In truth, the true breaking point (for both characters) wasn't just their difference in philosophies, it was the moment they both decided to invoke Jean's memory so that they could twist the knife in their opponent. There's no going back from a sucker punch like that. The chief point worth noting is that unlike "Civil War," neither side is easily mappable onto a right/wrong continuum. Although Wolverine's attempt to blow up Utopia is perhaps a little extreme, his general position -- that Utopia is just a place, not the thing they're fighting for -- is arguably the more defensible, so in that sense it evens out.
In some ways, it's odd that Wolverine is the one suggesting they run, and that his position is that teenagers should be kept out of battle at all costs. He's the one X-Man who, in the past, has been happy to let them tag along, with the likes of Jubilee and Shadowcat. If you read interviews and promo material, it's clear that this change in attitude is a result of his encounter with the Red Right Hand in his solo title, but that doesn't get a look in here, even though it's the sort of continuity reference that wouldn't just enhance the story, it'd actively help explain it.
Although the fight is satisfying and enjoyably executed, it would have helped if the character's different ways of thinking had been highlighted more definitively a little earlier in the series. At this point, the separation should feel inevitable, but instead it's hard to imagine it having occurred at all without the catalyst of the Sentinel attack. That makes for a weaker narrative overall.

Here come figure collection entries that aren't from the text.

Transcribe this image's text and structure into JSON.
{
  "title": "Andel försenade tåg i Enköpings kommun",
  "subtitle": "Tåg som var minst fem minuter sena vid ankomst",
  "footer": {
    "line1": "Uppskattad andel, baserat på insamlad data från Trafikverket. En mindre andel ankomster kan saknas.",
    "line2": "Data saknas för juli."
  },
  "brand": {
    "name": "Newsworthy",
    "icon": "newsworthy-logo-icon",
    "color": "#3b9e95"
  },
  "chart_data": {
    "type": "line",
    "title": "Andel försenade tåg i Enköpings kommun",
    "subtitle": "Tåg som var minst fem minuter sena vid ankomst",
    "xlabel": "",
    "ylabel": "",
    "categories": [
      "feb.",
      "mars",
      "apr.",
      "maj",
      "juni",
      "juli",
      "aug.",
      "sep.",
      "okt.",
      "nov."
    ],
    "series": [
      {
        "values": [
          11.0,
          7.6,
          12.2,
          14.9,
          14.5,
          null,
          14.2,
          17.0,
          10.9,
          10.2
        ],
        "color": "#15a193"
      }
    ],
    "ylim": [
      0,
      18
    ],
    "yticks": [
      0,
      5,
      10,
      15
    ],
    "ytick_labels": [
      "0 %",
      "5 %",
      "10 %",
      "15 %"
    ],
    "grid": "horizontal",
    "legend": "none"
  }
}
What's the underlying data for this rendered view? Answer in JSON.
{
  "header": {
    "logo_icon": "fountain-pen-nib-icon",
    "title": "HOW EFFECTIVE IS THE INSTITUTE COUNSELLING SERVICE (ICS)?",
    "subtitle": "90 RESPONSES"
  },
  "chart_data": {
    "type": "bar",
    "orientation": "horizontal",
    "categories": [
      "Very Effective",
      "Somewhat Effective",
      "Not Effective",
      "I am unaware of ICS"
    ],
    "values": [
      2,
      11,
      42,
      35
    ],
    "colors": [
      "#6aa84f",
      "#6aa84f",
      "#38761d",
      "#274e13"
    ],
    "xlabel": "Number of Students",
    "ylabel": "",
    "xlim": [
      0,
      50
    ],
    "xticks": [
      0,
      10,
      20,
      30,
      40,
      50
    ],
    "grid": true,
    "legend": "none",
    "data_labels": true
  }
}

Even so, it's an exciting story for X-fans, and one which places a clear character-based conflict at the center in a way that almost all Marvel event books could learn from. Aaron's plotting and scripting are sharp, even if his pacing has been uneven. With one issue to go, "Schism" already feels like a story that Wolverine and Cyclops can't come out of unscathed, so in that sense it's already been a success. Whatever follows is just going to further advance the rift between the characters. As an X-Men fan, that's definitely the kind of story I want to see.